Шли минуты. Анника и Бейби тихо разговаривали, передавая куклу из рук в руки, и когда Анника в очередной раз посмотрела на Бака, она, к своему разочарованию, увидела, что он уже снова сидит у стола, повернувшись таким образом, что его выбритое лицо, скрытое длинными вьющимися волосами, ей не видно. Бак был занят починкой снегоступов – вплетал тоненькие веточки ясеня в каркас в форме медвежьей лапы и связывал их полосками кожи. Должно быть, он заметил, что она сидит на его кровати, но никак на это не прореагировал. Не зная, стоит ли ей привлекать к себе внимание, Анника продолжала развлекать Бейби.
Однако спустя некоторое время недостаток сна ночью и ощущение тепла от одеял из шкур, в которые она завернулась, как в мягкий кокон, сыграли свою роль – Анника почувствовала ужасную сонливость. Она усиленно таращила глаза, наблюдая за Бейби, которая бормотала какой-то вздор своей кукле, то заворачивая, то разворачивая ее, а потом принялась разглядывать свои новые ботинки и носки. В конце концов сон одолел Аннику. Не заботясь больше о том, что подумает Бак, она перестала бороться со сном и крепко заснула.
Вскоре Бак, несмотря на завывание ветра и потрескивание дров в камине, различил ровное ритмичное дыхание женщины. Он решил не будить ее, поскольку ночью она почти совсем не спала. Он обернулся посмотреть на нее, довольный тем, что может сделать это, не опасаясь встретить яростный взгляд ее голубых глаз.
Она полусидела-полулежала, привалившись к подушкам, сложенным в изголовье кровати. Прядь великолепных светлых шелковистых волос выбилась из узла, завязанного на макушке, и лежала у нее на плече, отражая отблески пламени в камине. У Бака появилось искушение подойти к кровати и потрогать эту прядь, почувствовать на ощупь ее структуру и качество, как сделал бы он с каким-нибудь дорогим мехом. Он взглянул на свои мозолистые руки и, сжав их в кулаки, прижал к бедрам.

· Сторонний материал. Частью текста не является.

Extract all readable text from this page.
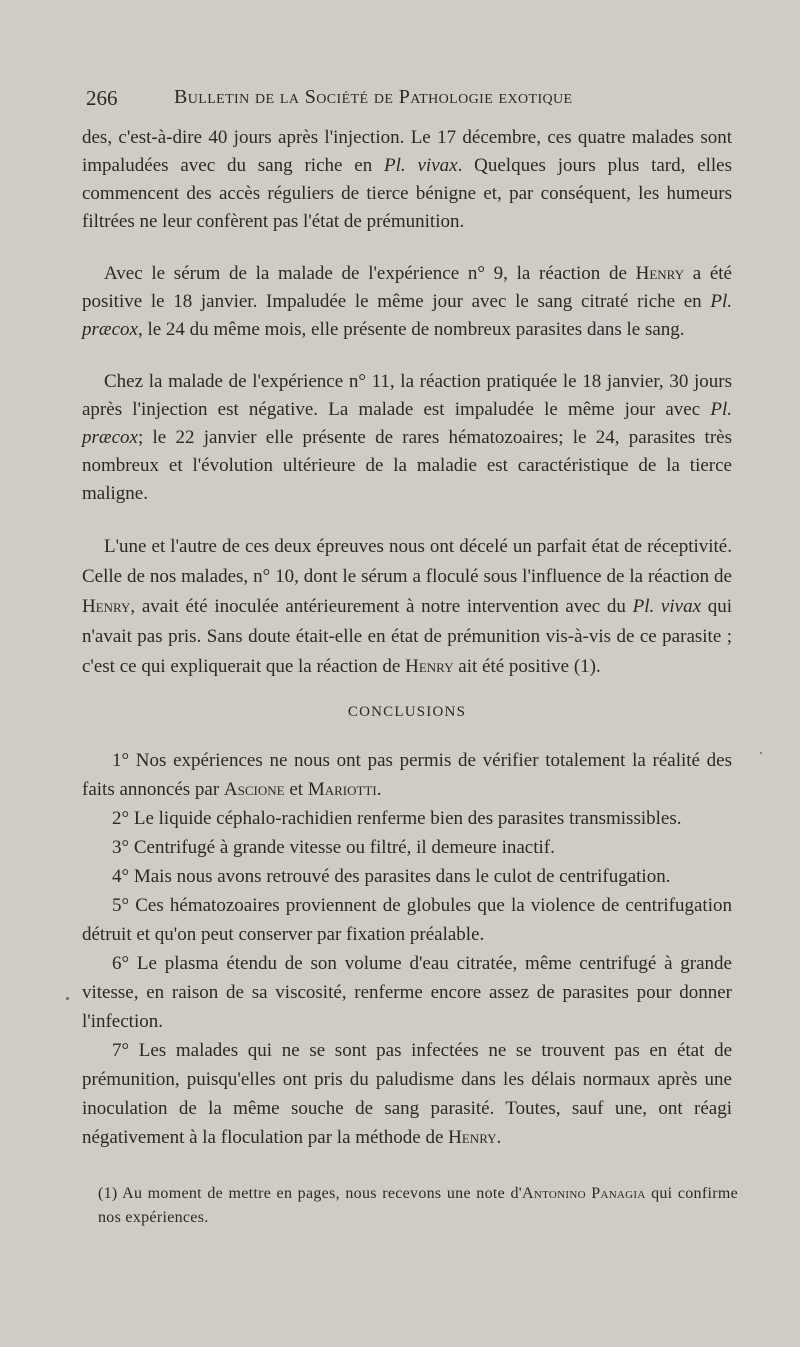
266	Bulletin de la Société de Pathologie exotique

des, c'est-à-dire 40 jours après l'injection. Le 17 décembre, ces quatre malades sont impaludées avec du sang riche en Pl. vivax. Quelques jours plus tard, elles commencent des accès réguliers de tierce bénigne et, par conséquent, les humeurs filtrées ne leur confèrent pas l'état de prémunition.

Avec le sérum de la malade de l'expérience n° 9, la réaction de Henry a été positive le 18 janvier. Impaludée le même jour avec le sang citraté riche en Pl. præcox, le 24 du même mois, elle présente de nombreux parasites dans le sang.

Chez la malade de l'expérience n° 11, la réaction pratiquée le 18 janvier, 30 jours après l'injection est négative. La malade est impaludée le même jour avec Pl. præcox; le 22 janvier elle présente de rares hématozoaires; le 24, parasites très nombreux et l'évolution ultérieure de la maladie est caractéristique de la tierce maligne.

L'une et l'autre de ces deux épreuves nous ont décelé un parfait état de réceptivité. Celle de nos malades, n° 10, dont le sérum a floculé sous l'influence de la réaction de Henry, avait été inoculée antérieurement à notre intervention avec du Pl. vivax qui n'avait pas pris. Sans doute était-elle en état de prémunition vis-à-vis de ce parasite ; c'est ce qui expliquerait que la réaction de Henry ait été positive (1).

CONCLUSIONS
1° Nos expériences ne nous ont pas permis de vérifier totalement la réalité des faits annoncés par Ascione et Mariotti.
2° Le liquide céphalo-rachidien renferme bien des parasites transmissibles.
3° Centrifugé à grande vitesse ou filtré, il demeure inactif.
4° Mais nous avons retrouvé des parasites dans le culot de centrifugation.
5° Ces hématozoaires proviennent de globules que la violence de centrifugation détruit et qu'on peut conserver par fixation préalable.
6° Le plasma étendu de son volume d'eau citratée, même centrifugé à grande vitesse, en raison de sa viscosité, renferme encore assez de parasites pour donner l'infection.
7° Les malades qui ne se sont pas infectées ne se trouvent pas en état de prémunition, puisqu'elles ont pris du paludisme dans les délais normaux après une inoculation de la même souche de sang parasité. Toutes, sauf une, ont réagi négativement à la floculation par la méthode de Henry.

(1) Au moment de mettre en pages, nous recevons une note d'Antonino Panagia qui confirme nos expériences.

У него не было права прикасаться к ней. Никакого права. Но ему очень хотелось.
Господи, как же ему хотелось это сделать. Однако признание этого перед самим собой мало чем ему помогло.
Бак встал и подошел к камину. Стараясь не потревожить Аннику, он подложил в огонь еще одно полено. Покончив с этим, повернулся и, опершись одной рукой о каминную доску, снова принялся рассматривать лежавшую на его кровати женщину.
У нее была безупречная кожа, щеки порозовели от холода. Густые ресницы медового цвета полукружьями лежали на золотистых щеках, губы, слегка приоткрытые во сне, были свежими и соблазнительными. Бак спросил себя, не грех ли это с его стороны – воспользоваться случаем и разглядеть ее, когда она об этом и не подозревала. Анника Сторм пришла бы в ярость, знай она, что он ее рассматривает, в этом Бак нисколько не сомневался. Но она спала, а мужчина в конце концов может делать в собственном доме все, что захочет – в пределах разумного, конечно.
Его взгляд вернулся к лицу Анники, потом скользнул по длинной, гладкой, как шелк, шее к скромно застегнутому воротнику шерстяного жакета от дорожного шоколадного цвета костюма, который она надела поверх ночных рубашек. Бак подавил улыбку, подумав, сколько же на ней всего надето, но тут же нахмурился, вспомнив, как ее юбка едва не загорелась, когда Анника подошла слишком близко к огню. Неужели она и в самом деле такая беспомощная, какой кажется, спросил себя Бак. Если он собирался доставить ее в Бастид-Хил к брату в целости и сохранности, ему придется следить за ней в оба.
Рука Анники лежала на подушке. Бак снова обратил внимание на ее руки – красивой формы с длинными изящными пальцами, гладкие, не испорченные тяжелой работой. Он подумал о руках матери и сестер – огрубевших, покрывшихся раньше времени морщинами от частого использования жесткого мыла из щелока и от других многочисленных домашних дел. Интересно, была ли у Анники за всю ее жизнь хоть одна мозоль?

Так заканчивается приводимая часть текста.